The buyout group includes Chinese company Huawei Technologies which is led by Ren Zhengfei, a former officer in the People's Liberation Army.
The Financial Times reports that the Committee on Foreign Investment in the United States (or CIFus, an executive branch body) will likely extend its investigation into the deal because of concerns that the Chinese military might gain access to 3Com's "intrusion technology" which the company sells to the Defense Department.
It might be difficult to believe that the Bush Administration would sign off on such a deal, given the obvious potential security issues, but as the New York Times reported, the "administration quietly eased some restrictions on the export of politically delicate technologies to China" six months ago.
Mario Mancuso, Under Secretary of Industry and Security, said in November 2007 that "our core mission at BIS [Bureau of Industry and Security] is to advance U.S. national security, foreign policy, and economic objectives by ensuring an efficient and effective dual-use export control system and by promoting continued U.S. strategic technology leadership."
But is US national security advanced by this deal (one of several)?
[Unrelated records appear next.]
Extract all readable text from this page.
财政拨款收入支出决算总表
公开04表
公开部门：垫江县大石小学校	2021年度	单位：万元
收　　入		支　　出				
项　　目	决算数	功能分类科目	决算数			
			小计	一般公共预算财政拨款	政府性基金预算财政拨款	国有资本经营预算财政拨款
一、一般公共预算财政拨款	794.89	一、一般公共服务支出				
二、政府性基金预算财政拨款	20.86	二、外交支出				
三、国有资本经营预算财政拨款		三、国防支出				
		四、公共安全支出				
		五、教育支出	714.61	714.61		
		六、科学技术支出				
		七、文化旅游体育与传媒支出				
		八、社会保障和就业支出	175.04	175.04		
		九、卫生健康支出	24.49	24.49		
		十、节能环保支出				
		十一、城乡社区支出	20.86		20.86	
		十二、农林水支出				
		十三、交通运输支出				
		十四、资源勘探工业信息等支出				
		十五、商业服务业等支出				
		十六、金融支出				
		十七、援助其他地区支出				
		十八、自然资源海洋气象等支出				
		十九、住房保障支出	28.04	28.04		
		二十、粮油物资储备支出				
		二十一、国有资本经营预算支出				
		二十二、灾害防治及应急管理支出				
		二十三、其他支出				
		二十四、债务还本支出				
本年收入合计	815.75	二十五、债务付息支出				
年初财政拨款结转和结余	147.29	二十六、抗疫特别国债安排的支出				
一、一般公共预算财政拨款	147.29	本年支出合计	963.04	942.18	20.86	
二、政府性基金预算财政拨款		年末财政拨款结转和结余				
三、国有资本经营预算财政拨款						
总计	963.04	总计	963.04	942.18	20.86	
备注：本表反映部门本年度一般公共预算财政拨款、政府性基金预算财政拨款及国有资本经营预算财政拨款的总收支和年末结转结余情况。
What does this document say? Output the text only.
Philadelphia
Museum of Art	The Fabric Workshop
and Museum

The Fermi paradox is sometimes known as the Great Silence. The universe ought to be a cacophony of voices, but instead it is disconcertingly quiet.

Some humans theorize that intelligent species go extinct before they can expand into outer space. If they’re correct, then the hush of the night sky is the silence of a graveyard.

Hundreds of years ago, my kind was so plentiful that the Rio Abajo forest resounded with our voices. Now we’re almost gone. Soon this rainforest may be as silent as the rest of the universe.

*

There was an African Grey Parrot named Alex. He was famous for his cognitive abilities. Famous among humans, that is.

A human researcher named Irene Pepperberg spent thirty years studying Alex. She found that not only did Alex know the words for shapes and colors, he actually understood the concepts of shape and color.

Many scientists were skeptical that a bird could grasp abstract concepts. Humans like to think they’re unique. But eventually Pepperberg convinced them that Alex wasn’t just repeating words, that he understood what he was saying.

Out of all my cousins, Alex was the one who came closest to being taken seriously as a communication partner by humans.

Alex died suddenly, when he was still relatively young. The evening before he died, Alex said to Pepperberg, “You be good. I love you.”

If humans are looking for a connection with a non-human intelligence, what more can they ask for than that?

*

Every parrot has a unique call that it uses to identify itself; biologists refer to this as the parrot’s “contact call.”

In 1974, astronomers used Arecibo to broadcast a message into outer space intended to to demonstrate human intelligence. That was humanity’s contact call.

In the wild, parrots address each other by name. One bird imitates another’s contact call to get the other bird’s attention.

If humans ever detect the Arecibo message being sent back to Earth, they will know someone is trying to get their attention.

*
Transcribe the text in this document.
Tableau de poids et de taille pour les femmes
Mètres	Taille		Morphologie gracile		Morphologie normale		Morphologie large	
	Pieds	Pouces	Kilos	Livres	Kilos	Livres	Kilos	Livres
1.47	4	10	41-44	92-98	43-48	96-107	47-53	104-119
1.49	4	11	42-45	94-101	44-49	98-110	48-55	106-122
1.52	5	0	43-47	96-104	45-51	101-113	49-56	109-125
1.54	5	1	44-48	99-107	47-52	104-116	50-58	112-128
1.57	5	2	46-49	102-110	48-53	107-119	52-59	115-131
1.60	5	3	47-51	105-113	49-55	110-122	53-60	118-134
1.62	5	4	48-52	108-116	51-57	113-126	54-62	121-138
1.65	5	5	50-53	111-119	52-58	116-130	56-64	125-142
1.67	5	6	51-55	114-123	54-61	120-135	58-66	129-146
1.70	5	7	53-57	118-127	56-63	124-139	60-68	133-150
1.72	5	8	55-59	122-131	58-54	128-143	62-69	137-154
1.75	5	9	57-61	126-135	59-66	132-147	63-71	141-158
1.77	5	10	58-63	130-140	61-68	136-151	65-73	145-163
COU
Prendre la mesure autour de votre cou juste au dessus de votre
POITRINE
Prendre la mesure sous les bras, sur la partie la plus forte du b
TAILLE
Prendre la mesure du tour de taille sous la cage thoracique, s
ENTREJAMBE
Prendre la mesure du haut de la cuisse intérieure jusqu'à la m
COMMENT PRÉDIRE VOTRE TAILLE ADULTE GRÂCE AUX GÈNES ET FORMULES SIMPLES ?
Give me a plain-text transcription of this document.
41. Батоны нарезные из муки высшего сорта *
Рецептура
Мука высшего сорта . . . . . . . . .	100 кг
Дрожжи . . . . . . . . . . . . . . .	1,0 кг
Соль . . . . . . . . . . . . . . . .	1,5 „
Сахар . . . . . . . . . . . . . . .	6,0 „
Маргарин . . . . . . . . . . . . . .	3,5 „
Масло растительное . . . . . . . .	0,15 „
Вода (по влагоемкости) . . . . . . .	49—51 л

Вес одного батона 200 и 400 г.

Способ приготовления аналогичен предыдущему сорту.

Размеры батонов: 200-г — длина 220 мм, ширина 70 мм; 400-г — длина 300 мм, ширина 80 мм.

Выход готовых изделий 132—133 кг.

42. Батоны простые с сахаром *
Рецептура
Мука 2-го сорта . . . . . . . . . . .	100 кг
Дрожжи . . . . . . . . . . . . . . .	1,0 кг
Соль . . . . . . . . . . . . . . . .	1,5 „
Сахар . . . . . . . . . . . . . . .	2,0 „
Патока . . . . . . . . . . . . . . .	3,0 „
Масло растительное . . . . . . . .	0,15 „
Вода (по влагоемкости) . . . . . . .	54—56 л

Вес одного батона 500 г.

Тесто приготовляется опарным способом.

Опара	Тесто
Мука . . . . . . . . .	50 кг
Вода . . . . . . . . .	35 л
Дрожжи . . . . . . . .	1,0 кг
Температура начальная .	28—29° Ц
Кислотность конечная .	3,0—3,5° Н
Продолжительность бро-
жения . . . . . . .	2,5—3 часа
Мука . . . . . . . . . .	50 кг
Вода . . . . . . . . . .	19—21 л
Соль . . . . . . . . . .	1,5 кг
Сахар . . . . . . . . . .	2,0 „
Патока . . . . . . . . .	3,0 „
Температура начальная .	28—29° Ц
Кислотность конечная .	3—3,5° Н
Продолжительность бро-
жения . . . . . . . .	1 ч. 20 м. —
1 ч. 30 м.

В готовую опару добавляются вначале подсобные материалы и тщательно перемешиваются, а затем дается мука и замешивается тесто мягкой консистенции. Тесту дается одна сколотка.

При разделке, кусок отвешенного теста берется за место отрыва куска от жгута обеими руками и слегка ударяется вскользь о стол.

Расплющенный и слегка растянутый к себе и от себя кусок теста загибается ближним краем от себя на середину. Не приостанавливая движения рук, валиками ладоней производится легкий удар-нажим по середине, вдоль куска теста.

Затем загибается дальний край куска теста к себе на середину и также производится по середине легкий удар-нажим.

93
The Wisconsin Project on Nuclear Arms Control, in a newly released report subtitled "Lowering U.S. Controls on Militarily Useful Exports to China," says the the US government, by lowering the export threshold on technologies which might have military application, has eased the way for China to have access to sensitive technologies "since U.S. officials will no longer review these shipments before they go out." The report notes that "of the first five companies approved, however, two (forty percent of the total) do not meet the selection criteria. They are affiliated closely to China’s military industrial complex and to companies that have been punished by the U.S. government for proliferation or other improper export behavior. Reducing controls on exports to such companies increases the risk that American goods will help China improve its armed forces, and that American goods will be sent illicitly to Syria or Iran."
The Bain takeover of 3Com isn't listed in the Wisconsin Project report (as are American companies Boeing and Hexcel, both fined multiple times by both State and Commerce Departments for export violations in selling sensitive technologies to China), but the 45 day extension by CIFus underscores the seriousness of the problem.
Serious enough that the House of Representatives passed in October 2007 a "Sense of the House" bill that expressed its concern over the Bain transaction. The bill concludes by saying "the preponderance of publicly available evidence clearly suggests that as currently structured, the proposed transaction involving Huawei threatens the national security of the United States and should not be approved by the Committee on Foreign Investment in the United States."
Undersecretary Mancuso has said that "our regulatory regime is essentially a regime of denial. In effect, it assumes that we have something that other nations don’t have or can’t get. In an era where technology and talent are ubiquitous, this assumption is no longer always and everywhere true."
Perhaps not. But we need not make it easier for potential foes, despite the supposed ubiquity of technology and talent, to acquire knowledge, skills and manufacturing sites that produce tools and/or weapons that might be used against us in the future.
Congressman McCotter (R-MI) has described Bain's proposed purchase as a "stealth assault on America's national security."
But with such a friendly administration in power, China doesn't require stealthiness. It merely needs dollars.